SOMBA K'E/YELLOWKNIFE
Utter the word 'drone' a decade ago and people might think you were referring to Star Wars. But the number of small unmanned flying machines - the non-Star Wars variety - is now growing exponentially and gaining somewhat of a reputation.

A drone humming over the crowd gathered for the fireworks display at last year's Long John Jamboree should have set off major alarm bells, according to one avid flier.

Jay Bulckaert, the Artless Collective cinematographer who also runs Aerials North - a city film company specializing in drone-mounted camera work - said he doesn't know who was flying the drone over the crowd in March 2015 - but whoever it was took some serious risks at the expense of the crowd.

The tiny aircraft could have easily lost control and flown into the path of a landing plane or could have tumbled out of the sky onto the people below, he said.

"I don't know what it would do to a kid if it hit them," Bulckaert said, while tinkering with his collection of drones on Wednesday. "There really is a ... ton of stuff you actually need to know to fly these things. The amount of damage a drone could do, it could bring down a 747."

Bulckaert said drones have been making news all over the world as they become easier to obtain. Police in Tokyo have a drone carrying a large fly-swatter-like net used to catch other "rogue drones." Dutch police have been training eagles to catch drones as they are being used increasingly for illegal purposes. Last year, Amazon.com announced it was looking at using drones to deliver items customers have purchased online.

Drones can start at $100 for a basic learner model to millions for a top-line military drone.

Bulckaert said most examples on the market are designed to be "taken out of the box and flown by a kid" while more expensive rigs are large and complicated machines costing $30,000 or more. Government departments worldwide are scrambling to enact regulations regarding drones, said Bulckaert, and Transport Canada is among them. He said not knowing those regulations could have serious consequences. If people cause an accident with their drones, they could face criminal charges and if they were to harm someone in the process, the maximum sentence is life imprisonment and fines up to $100,000.

"You have to be extremely cautious," he said.

In order to be allowed to fly the drones he uses for his film work Bulckaert said he spent a week earning a Special Flight Operating Certificate (SFOC) before spending another week at a drone-flying course in British Columbia.

"There's all of these things you have to be aware of when you put a drone in the air," he said.

Radio towers, electrical cables and cell phones can all throw off the signal but sometimes drones crash for no apparent reason, said Bulckaert.

Bulckaert said while attending the flight school in B.C. he was shown videos of what can go wrong when people don't know what they're doing.

"(They) showed us a video of a guy out in the middle of nowhere and he was landing his drone with the controller in one hand and the drone (in the other). He grabbed it and hit the controls and it cut his wrist.
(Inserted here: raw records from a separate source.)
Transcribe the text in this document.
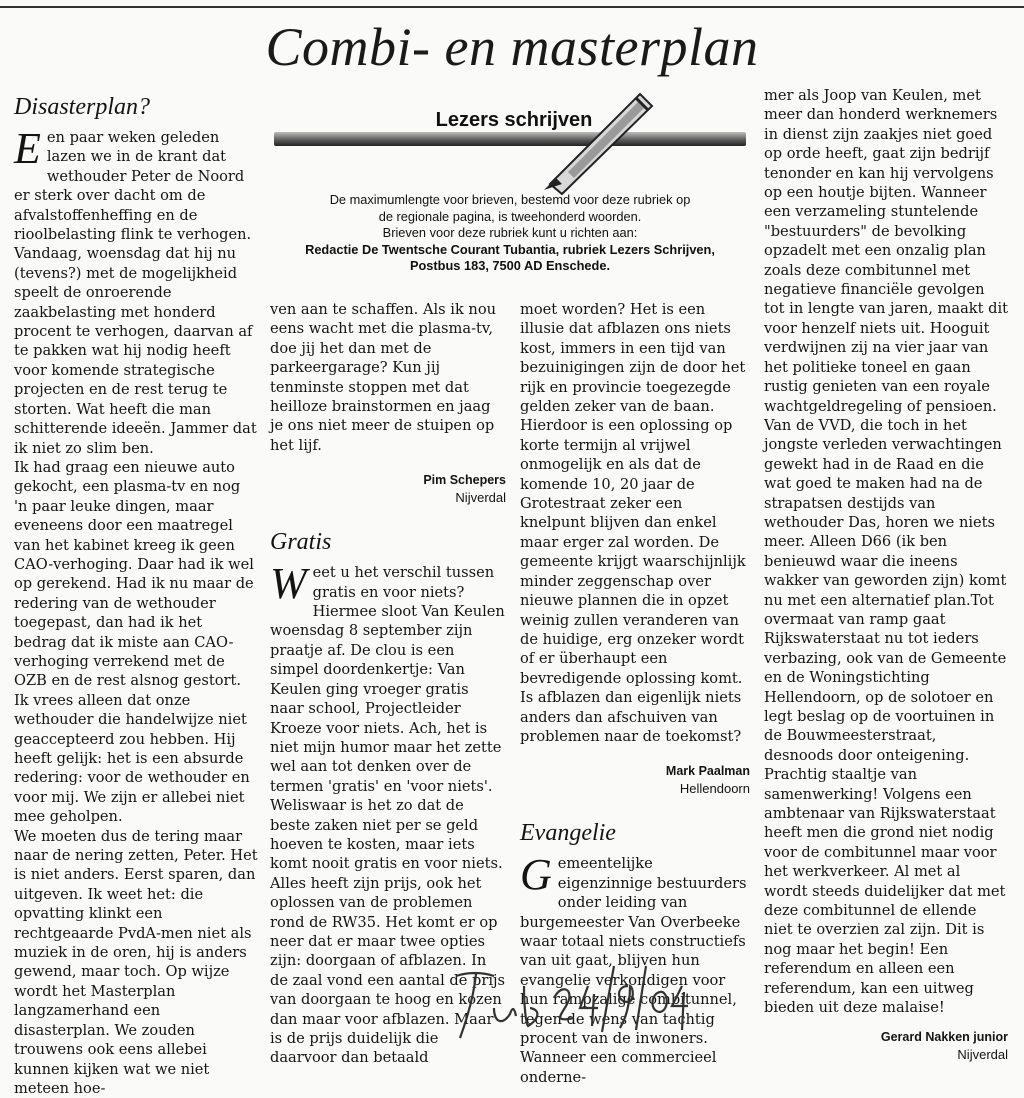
Combi- en masterplan
Lezers schrijven
De maximumlengte voor brieven, bestemd voor deze rubriek op
de regionale pagina, is tweehonderd woorden.
Brieven voor deze rubriek kunt u richten aan:
Redactie De Twentsche Courant Tubantia, rubriek Lezers Schrijven,
Postbus 183, 7500 AD Enschede.
Disasterplan?

Een paar weken geleden lazen we in de krant dat wethouder Peter de Noord er sterk over dacht om de afvalstoffenheffing en de rioolbelasting flink te verhogen. Vandaag, woensdag dat hij nu (tevens?) met de mogelijkheid speelt de onroerende zaakbelasting met honderd procent te verhogen, daarvan af te pakken wat hij nodig heeft voor komende strategische projecten en de rest terug te storten. Wat heeft die man schitterende ideeën. Jammer dat ik niet zo slim ben.

Ik had graag een nieuwe auto gekocht, een plasma-tv en nog 'n paar leuke dingen, maar eveneens door een maatregel van het kabinet kreeg ik geen CAO-verhoging. Daar had ik wel op gerekend. Had ik nu maar de redering van de wethouder toegepast, dan had ik het bedrag dat ik miste aan CAO-verhoging verrekend met de OZB en de rest alsnog gestort. Ik vrees alleen dat onze wethouder die handelwijze niet geaccepteerd zou hebben. Hij heeft gelijk: het is een absurde redering: voor de wethouder en voor mij. We zijn er allebei niet mee geholpen.

We moeten dus de tering maar naar de nering zetten, Peter. Het is niet anders. Eerst sparen, dan uitgeven. Ik weet het: die opvatting klinkt een rechtgeaarde PvdA-men niet als muziek in de oren, hij is anders gewend, maar toch. Op wijze wordt het Masterplan langzamerhand een disasterplan. We zouden trouwens ook eens allebei kunnen kijken wat we niet meteen hoe-

ven aan te schaffen. Als ik nou eens wacht met die plasma-tv, doe jij het dan met de parkeergarage? Kun jij tenminste stoppen met dat heilloze brainstormen en jaag je ons niet meer de stuipen op het lijf.

Pim Schepers
Nijverdal
Gratis

Weet u het verschil tussen gratis en voor niets? Hiermee sloot Van Keulen woensdag 8 september zijn praatje af. De clou is een simpel doordenkertje: Van Keulen ging vroeger gratis naar school, Projectleider Kroeze voor niets. Ach, het is niet mijn humor maar het zette wel aan tot denken over de termen 'gratis' en 'voor niets'. Weliswaar is het zo dat de beste zaken niet per se geld hoeven te kosten, maar iets komt nooit gratis en voor niets. Alles heeft zijn prijs, ook het oplossen van de problemen rond de RW35. Het komt er op neer dat er maar twee opties zijn: doorgaan of afblazen. In de zaal vond een aantal de prijs van doorgaan te hoog en kozen dan maar voor afblazen. Maar is de prijs duidelijk die daarvoor dan betaald

moet worden? Het is een illusie dat afblazen ons niets kost, immers in een tijd van bezuinigingen zijn de door het rijk en provincie toegezegde gelden zeker van de baan. Hierdoor is een oplossing op korte termijn al vrijwel onmogelijk en als dat de komende 10, 20 jaar de Grotestraat zeker een knelpunt blijven dan enkel maar erger zal worden. De gemeente krijgt waarschijnlijk minder zeggenschap over nieuwe plannen die in opzet weinig zullen veranderen van de huidige, erg onzeker wordt of er überhaupt een bevredigende oplossing komt. Is afblazen dan eigenlijk niets anders dan afschuiven van problemen naar de toekomst?

Mark Paalman
Hellendoorn
Evangelie

Gemeentelijke eigenzinnige bestuurders onder leiding van burgemeester Van Overbeeke waar totaal niets constructiefs van uit gaat, blijven hun evangelie verkondigen voor hun rampzalige combitunnel, tegen de wens van tachtig procent van de inwoners. Wanneer een commercieel onderne-

mer als Joop van Keulen, met meer dan honderd werknemers in dienst zijn zaakjes niet goed op orde heeft, gaat zijn bedrijf tenonder en kan hij vervolgens op een houtje bijten. Wanneer een verzameling stuntelende "bestuurders" de bevolking opzadelt met een onzalig plan zoals deze combitunnel met negatieve financiële gevolgen tot in lengte van jaren, maakt dit voor henzelf niets uit. Hooguit verdwijnen zij na vier jaar van het politieke toneel en gaan rustig genieten van een royale wachtgeldregeling of pensioen. Van de VVD, die toch in het jongste verleden verwachtingen gewekt had in de Raad en die wat goed te maken had na de strapatsen destijds van wethouder Das, horen we niets meer. Alleen D66 (ik ben benieuwd waar die ineens wakker van geworden zijn) komt nu met een alternatief plan.Tot overmaat van ramp gaat Rijkswaterstaat nu tot ieders verbazing, ook van de Gemeente en de Woningstichting Hellendoorn, op de solotoer en legt beslag op de voortuinen in de Bouwmeesterstraat, desnoods door onteigening. Prachtig staaltje van samenwerking! Volgens een ambtenaar van Rijkswaterstaat heeft men die grond niet nodig voor de combitunnel maar voor het werkverkeer. Al met al wordt steeds duidelijker dat met deze combitunnel de ellende niet te overzien zal zijn. Dit is nog maar het begin! Een referendum en alleen een referendum, kan een uitweg bieden uit deze malaise!

Gerard Nakken junior
Nijverdal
You could see the tendons and the arteries."

In another scenario, Bulckaert said, a horrific accident occurred when a father and son in the U.S. were flying a larger drone with foot-long propellers.

"They didn't really know what they were doing," he said. "He flew it right into his son and cut his own son's head off right in front of him."

Bulckaert said he's used his drones in several photoshoots for city contracts. He said he also shot all the aerial footage in a Yellowknife-shot feature film, The Sun at Midnight, which was filmed last summer. A number of drone projects loom on the horizon but filming isn't all he has in mind. In a month, he will have acquired a new, bigger drone - the $8,000 infrared-armed Inspire. He's begun talking with the Department of the Environment and Natural Resources (ENR) to discuss the possibility of helping in forest fire detection, he said.

"You are actually not legally allowed to fly a drone over top of a forest fire. So this is where there would have to be some sort of exception made in conjunction with the GNWT.

"We started talking to ENR last summer. I wouldn't want to be sounding like there is a contract in case there is not but there has been interest in talking to us about it so we'll see how that goes."

Responding by e-mail, ENR spokesperson Judy McLinton stated Bulckaert has requested a meeting to discuss the services his company could provide.

"A meeting ... with forest management staff and Jay is being set up in the next couple of weeks," she added.